I still believe that the best way to manage this is to simply subtract enough from both skills to make the highest equal 100 or subtract enough from the highest to make the lowest equal 5, whichever subtracts less. So in the case of a 350% versus a 125%, you'd have a 230% versus a 5%. This prevents the lower skill from still retaining a statisically significant chance of winning just because of sheer luck. Sure. He still can, but it's far less probable, and I think that's correct when there's such a huge skill discrepancy.

Twig's suggestion of adding up dice works as well (at least it accurately reflects the relative skills). Lots of die rolling though. I think it's easier to subtract 120 from both values in this case, then add up a bunch of D100s.
 
Lord Twig said:
Once again the system I have suggested is forgotten, although I have yet to hear a single problem with it. Simply put. The 377 player rolls a D100 four times. The first three are added together, the last is added only if it is below 77. The player does the same except the last has to be under 33. Simplicity itself. Add in the rather plain rule that 96-00 always fails on the first roll and that any roll of 96-00 after that prohibits any more re-rolls and you are set.

So is it easier to divide 377 and 333 by four each then roll and compare? Or is it easier to add 29+53+87+61 and 34+15+74+18 (just rolled randomly). Actually just looking at the numbers I can tell the first succeeded. But to be sure [quick math] you have 230 vs. 141. Yep, the first one succeeded. This does add a lot of luck in the dice rolls, but you will always get a winner and when you are at a skill level that high does 44 points make that big a difference?

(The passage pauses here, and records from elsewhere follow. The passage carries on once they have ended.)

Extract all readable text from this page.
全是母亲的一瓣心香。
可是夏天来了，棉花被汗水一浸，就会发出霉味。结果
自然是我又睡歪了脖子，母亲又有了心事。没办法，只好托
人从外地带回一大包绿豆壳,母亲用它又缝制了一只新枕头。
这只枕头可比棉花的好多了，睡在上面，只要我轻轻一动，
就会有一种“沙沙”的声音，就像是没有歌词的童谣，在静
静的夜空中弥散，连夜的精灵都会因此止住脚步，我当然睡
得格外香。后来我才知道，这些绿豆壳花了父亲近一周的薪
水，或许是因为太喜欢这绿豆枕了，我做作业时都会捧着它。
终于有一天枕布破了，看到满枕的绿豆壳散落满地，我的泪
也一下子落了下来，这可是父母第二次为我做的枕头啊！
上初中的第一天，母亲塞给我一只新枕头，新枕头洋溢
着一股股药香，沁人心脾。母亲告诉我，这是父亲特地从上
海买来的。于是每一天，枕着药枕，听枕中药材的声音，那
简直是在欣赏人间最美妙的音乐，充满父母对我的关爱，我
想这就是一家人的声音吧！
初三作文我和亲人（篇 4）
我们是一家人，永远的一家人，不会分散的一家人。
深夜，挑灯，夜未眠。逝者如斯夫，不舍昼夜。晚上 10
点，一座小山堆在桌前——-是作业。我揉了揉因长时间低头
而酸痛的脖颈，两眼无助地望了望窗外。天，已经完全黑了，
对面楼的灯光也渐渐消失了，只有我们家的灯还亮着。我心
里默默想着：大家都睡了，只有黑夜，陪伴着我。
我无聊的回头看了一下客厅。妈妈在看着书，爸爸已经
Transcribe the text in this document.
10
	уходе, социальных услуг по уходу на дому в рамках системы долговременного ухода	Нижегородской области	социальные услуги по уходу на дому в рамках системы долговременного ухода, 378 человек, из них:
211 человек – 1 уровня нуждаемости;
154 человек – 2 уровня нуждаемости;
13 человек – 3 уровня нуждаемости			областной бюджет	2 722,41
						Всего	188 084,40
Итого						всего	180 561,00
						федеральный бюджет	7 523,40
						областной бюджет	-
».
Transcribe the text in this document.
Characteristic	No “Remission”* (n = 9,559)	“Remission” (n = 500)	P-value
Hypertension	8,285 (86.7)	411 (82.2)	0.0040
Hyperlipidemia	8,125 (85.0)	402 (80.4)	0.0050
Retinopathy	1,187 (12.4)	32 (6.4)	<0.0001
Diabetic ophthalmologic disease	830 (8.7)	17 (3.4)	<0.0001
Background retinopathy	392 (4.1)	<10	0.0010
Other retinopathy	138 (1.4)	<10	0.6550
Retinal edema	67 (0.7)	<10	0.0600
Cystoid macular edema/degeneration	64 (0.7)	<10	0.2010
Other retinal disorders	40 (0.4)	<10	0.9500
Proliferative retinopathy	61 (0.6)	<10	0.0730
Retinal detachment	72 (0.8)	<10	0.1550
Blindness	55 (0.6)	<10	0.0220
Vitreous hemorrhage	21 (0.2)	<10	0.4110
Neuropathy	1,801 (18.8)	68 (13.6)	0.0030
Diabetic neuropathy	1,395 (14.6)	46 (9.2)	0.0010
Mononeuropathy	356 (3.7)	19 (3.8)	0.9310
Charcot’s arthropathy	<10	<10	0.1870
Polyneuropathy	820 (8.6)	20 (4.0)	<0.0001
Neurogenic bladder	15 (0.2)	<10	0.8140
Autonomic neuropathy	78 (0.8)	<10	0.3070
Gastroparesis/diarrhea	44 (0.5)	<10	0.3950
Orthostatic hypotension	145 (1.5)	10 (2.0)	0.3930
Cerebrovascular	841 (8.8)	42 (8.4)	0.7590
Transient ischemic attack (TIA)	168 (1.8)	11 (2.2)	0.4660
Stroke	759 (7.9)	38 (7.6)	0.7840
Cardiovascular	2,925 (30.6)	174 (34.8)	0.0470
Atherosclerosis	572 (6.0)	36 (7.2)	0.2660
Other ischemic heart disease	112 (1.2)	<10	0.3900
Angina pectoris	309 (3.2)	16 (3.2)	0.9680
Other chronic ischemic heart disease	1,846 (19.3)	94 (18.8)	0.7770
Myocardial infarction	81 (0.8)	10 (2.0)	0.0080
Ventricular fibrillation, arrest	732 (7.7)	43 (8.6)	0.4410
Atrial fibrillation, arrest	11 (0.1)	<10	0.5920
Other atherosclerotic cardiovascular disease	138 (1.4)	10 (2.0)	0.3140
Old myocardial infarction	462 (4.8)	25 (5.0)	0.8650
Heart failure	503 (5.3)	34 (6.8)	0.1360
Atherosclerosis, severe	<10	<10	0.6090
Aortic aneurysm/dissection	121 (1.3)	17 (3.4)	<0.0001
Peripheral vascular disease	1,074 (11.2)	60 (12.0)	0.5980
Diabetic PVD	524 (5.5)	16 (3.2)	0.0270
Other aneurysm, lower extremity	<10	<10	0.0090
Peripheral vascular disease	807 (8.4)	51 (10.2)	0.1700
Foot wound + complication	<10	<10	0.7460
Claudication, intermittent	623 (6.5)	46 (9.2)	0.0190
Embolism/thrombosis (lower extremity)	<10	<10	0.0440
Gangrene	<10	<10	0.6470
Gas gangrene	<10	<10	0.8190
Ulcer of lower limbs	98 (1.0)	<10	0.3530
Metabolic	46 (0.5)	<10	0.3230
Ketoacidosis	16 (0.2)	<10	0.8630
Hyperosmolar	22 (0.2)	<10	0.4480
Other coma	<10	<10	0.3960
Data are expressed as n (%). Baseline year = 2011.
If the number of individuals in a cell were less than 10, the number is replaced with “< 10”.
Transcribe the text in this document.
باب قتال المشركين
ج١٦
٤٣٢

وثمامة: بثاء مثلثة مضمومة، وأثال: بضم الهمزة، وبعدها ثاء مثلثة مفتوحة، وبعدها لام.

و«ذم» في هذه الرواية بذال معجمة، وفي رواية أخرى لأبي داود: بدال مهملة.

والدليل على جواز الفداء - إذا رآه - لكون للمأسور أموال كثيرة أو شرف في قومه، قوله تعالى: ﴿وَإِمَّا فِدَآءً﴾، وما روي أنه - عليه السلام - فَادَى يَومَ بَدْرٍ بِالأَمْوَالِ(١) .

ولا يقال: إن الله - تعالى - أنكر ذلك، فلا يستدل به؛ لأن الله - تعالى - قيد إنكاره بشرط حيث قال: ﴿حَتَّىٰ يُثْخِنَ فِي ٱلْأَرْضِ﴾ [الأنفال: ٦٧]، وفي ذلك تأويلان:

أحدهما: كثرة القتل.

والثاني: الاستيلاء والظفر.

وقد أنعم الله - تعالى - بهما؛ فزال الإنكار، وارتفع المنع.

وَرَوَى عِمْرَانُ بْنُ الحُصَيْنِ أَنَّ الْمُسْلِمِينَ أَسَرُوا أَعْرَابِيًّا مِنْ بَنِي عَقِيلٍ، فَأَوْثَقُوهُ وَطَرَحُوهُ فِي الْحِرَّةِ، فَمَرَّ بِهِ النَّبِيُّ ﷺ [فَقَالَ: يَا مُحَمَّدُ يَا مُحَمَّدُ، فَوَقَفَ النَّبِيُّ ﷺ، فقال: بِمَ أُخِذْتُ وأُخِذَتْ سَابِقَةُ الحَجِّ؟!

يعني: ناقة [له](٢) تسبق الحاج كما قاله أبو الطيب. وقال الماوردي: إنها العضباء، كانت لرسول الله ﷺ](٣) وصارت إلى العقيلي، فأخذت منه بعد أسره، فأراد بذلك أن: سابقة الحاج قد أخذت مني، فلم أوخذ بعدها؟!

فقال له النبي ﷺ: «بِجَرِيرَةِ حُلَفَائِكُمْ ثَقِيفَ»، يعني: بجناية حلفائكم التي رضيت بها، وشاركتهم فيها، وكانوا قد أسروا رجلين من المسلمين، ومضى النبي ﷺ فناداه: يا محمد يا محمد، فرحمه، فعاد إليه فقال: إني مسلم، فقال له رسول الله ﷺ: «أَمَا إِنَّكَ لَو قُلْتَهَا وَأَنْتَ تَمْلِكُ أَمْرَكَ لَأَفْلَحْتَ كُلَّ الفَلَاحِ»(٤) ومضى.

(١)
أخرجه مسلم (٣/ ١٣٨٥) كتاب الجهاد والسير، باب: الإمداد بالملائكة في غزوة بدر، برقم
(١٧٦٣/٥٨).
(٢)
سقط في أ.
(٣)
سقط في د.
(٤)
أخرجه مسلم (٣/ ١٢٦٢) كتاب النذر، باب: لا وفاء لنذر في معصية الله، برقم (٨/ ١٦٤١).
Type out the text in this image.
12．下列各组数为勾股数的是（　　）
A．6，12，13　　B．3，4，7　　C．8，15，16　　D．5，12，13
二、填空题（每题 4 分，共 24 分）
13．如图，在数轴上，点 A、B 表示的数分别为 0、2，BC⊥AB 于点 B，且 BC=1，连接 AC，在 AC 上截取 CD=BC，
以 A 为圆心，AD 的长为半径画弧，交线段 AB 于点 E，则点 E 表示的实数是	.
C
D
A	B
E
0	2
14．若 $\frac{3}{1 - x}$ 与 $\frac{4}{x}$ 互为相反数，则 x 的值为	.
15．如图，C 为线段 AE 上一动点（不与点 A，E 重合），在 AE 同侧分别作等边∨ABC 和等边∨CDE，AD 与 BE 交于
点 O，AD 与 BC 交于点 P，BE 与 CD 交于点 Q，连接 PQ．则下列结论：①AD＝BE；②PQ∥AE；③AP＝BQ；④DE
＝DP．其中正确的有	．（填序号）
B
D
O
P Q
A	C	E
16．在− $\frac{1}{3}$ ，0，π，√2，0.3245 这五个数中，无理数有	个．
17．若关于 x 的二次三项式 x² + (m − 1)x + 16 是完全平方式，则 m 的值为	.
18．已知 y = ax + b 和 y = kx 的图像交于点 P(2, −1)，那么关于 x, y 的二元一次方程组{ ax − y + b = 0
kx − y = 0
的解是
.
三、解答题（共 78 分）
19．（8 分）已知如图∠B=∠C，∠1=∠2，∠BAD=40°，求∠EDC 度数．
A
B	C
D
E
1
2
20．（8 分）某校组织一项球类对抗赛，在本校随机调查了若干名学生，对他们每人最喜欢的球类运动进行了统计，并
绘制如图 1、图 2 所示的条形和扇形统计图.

Hmmm... Lord Twig, I think I like this suggestion... but how badly would it be affected if we added 50 per 100%'s of skill to just one D100 roll (to reduce the number of rolls and math)? Rather than rolling 4 times we'd roll once and add 150 - in these cases, taking just your first roll, we'd have 377 rolling 150 + 29 for 179 to 150 + 34 for 333 skill character, but since 34 is a failure for him, we don't add the 34, leaving him with just 150. If there's a difference of 200 or more between the skills, suddenly only crits/fumbles matter. Is that a good tradeoff for less addition, I wonder? Or how about just adding (3d10 x 10) + 1d100 for simpler math?